Population Pharmacokinetics and Dosing Simulations for Aripiprazole 2‐Month Ready‐to‐Use Long‐Acting Injectable in Adult Patients With Schizophrenia or Bipolar I Disorder

Author:

Wang Yanlin1,Harlin Matthew1,Larsen Frank2,Wang Xiaofeng1,Park Wansu3,Rich Benjamin4,Gobburu Jogarao V.5,Raoufinia Arash1

Affiliation:

1. Otsuka Pharmaceutical Development & Commercialization Inc. Princeton NJ USA

2. H. Lundbeck A/S Valby Denmark

3. Alnylam Pharmaceuticals Cambridge MA USA

4. InnoMx Inc. Outremont QC Canada

5. School of Pharmacy University of Maryland Baltimore MD USA

Abstract

AbstractA ready‐to‐use (RTU) long‐acting injectable (LAI) formulation of aripiprazole monohydrate for administration once every 2 months, available in 960 mg (Ari 2MRTU 960) or 720 mg doses, has been developed for the treatment of schizophrenia or bipolar I disorder.

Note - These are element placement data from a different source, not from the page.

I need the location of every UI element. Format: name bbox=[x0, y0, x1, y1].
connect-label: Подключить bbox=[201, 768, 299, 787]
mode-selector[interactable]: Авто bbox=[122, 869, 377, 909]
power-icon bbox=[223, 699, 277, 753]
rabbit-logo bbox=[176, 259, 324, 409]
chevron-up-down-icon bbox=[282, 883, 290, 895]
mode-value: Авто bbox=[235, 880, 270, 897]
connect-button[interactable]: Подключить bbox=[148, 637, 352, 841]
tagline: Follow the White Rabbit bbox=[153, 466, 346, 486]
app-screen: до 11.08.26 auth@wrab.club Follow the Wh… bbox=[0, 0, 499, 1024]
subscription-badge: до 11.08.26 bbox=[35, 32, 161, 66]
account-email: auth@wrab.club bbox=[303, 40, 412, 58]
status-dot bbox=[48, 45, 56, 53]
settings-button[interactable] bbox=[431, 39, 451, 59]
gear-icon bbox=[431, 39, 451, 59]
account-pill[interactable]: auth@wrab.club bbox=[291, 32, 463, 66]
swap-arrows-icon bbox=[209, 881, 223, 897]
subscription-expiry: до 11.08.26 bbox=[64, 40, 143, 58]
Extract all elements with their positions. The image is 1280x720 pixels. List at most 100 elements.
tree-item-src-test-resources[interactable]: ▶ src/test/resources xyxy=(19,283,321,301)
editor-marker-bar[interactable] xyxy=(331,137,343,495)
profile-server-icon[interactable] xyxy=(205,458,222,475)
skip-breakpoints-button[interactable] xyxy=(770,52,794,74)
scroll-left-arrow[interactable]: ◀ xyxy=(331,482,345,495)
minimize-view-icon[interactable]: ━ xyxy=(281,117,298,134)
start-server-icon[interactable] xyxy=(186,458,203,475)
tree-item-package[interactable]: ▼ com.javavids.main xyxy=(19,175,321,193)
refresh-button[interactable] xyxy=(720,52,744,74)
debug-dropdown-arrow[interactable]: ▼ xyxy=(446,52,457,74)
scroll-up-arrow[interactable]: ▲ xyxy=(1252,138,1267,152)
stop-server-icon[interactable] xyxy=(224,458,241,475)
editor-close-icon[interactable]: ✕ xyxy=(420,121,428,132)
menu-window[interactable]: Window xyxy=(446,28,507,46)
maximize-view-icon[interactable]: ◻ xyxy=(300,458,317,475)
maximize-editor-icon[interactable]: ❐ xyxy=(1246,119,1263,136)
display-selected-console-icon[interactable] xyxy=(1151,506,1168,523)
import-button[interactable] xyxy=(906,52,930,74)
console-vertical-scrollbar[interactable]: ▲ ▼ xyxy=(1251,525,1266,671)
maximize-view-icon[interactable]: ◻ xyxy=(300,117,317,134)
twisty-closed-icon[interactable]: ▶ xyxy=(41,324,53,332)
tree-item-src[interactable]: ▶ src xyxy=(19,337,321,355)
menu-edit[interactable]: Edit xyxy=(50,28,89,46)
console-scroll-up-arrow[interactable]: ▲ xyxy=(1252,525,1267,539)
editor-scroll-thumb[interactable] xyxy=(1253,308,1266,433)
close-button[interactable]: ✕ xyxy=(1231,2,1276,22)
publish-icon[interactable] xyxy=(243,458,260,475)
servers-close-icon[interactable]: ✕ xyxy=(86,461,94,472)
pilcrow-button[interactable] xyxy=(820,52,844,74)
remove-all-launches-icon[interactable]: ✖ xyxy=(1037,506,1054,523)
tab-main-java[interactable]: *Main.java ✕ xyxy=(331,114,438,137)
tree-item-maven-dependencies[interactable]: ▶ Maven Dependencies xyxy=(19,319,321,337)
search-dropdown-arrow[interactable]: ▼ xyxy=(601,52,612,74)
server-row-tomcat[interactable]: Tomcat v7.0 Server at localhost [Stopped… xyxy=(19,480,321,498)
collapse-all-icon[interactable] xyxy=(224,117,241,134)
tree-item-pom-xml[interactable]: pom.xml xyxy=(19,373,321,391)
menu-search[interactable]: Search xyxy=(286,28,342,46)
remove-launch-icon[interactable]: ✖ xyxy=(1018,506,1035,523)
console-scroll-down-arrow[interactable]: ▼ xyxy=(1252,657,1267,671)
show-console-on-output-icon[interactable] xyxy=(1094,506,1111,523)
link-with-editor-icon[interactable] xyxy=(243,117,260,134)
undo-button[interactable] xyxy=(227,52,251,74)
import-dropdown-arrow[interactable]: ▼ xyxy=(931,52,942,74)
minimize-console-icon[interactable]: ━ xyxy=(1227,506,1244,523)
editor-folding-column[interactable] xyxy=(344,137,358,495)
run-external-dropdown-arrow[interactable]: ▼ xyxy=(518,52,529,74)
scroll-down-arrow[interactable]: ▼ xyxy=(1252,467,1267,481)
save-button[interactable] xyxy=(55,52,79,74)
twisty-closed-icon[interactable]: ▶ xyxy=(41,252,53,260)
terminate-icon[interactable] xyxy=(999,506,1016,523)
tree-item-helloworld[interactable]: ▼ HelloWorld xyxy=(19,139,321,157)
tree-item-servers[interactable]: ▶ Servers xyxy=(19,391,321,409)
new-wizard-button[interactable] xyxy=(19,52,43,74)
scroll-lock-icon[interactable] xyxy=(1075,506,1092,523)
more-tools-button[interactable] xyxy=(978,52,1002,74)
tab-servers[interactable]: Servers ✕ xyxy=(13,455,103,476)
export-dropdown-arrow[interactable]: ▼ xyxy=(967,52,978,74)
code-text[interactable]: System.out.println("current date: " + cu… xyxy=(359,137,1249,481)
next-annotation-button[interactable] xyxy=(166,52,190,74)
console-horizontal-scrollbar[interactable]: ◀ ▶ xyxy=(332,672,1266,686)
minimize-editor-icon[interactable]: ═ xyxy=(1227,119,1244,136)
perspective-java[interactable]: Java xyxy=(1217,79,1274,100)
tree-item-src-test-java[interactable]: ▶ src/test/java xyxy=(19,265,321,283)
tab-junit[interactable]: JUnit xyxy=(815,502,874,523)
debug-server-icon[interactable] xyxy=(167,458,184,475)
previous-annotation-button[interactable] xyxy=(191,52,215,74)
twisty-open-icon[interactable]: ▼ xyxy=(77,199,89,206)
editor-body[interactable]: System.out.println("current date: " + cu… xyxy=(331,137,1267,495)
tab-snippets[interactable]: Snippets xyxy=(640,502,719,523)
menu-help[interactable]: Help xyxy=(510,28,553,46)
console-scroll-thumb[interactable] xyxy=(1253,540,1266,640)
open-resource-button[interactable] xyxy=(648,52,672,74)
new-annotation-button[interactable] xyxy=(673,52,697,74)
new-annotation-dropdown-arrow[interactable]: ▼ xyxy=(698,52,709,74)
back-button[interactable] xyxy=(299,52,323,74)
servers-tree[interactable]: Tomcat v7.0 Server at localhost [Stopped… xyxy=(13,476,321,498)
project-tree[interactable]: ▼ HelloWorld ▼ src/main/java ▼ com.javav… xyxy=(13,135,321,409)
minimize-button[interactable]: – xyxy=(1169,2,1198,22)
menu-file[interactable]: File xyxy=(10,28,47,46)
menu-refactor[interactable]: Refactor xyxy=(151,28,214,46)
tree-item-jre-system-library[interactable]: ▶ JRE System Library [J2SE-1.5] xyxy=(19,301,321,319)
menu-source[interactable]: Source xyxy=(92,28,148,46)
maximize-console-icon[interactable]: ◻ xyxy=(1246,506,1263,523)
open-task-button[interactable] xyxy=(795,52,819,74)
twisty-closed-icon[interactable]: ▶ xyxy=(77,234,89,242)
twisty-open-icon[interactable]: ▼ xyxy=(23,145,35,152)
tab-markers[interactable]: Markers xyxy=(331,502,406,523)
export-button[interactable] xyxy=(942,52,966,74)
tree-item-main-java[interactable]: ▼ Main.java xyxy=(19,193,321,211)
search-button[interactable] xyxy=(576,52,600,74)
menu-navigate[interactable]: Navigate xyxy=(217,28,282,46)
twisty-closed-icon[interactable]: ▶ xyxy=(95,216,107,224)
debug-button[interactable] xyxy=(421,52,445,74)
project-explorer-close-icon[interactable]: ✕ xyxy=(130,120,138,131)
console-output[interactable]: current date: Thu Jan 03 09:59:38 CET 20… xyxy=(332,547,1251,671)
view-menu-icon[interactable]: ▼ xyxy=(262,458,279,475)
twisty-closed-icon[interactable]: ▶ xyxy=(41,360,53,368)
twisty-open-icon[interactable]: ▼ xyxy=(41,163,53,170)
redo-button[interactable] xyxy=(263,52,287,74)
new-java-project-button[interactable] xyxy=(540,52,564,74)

A previously developed and validated population pharmacokinetic model for characterizing aripiprazole plasma concentrations following administration of oral aripiprazole or aripiprazole once‐monthly (AOM) intramuscular injection was expanded to include the RTU LAI formulation of aripiprazole (Ari RTU LAI). Overall, 8899 aripiprazole pharmacokinetic samples from 1191 adults from 10 clinical trials were included in the final combined analysis data set. Aripiprazole plasma concentration‐time profiles were simulated for various Ari RTU LAI initiation and maintenance scenarios in 1000 virtual patients. Diagnostic plots demonstrated that the final population pharmacokinetic model, which incorporated data for oral aripiprazole, AOM, and Ari RTU LAI, adequately described aripiprazole concentrations following Ari RTU LAI administration. Absorption of Ari RTU LAI was modeled by a parallel zero‐order and lagged first‐order process. Simulations across multiple scenarios were performed to inform dosing recommendations, including various treatment initiation regimens for a 2‐monthly formulation of Ari RTU LAI in patients with or without prior stabilization on oral aripiprazole, and for patients switching from AOM. Additional simulations accounted for missed/delayed doses, cytochrome (CYP) 2D6 metabolizer status, and concomitant use of CYP2D6 or CYP3A4 inhibitors. Overall, simulations across a variety of scenarios demonstrated an Ari RTU LAI pharmacokinetic exposure profile that was comparable to AOM, with a longer dosing interval.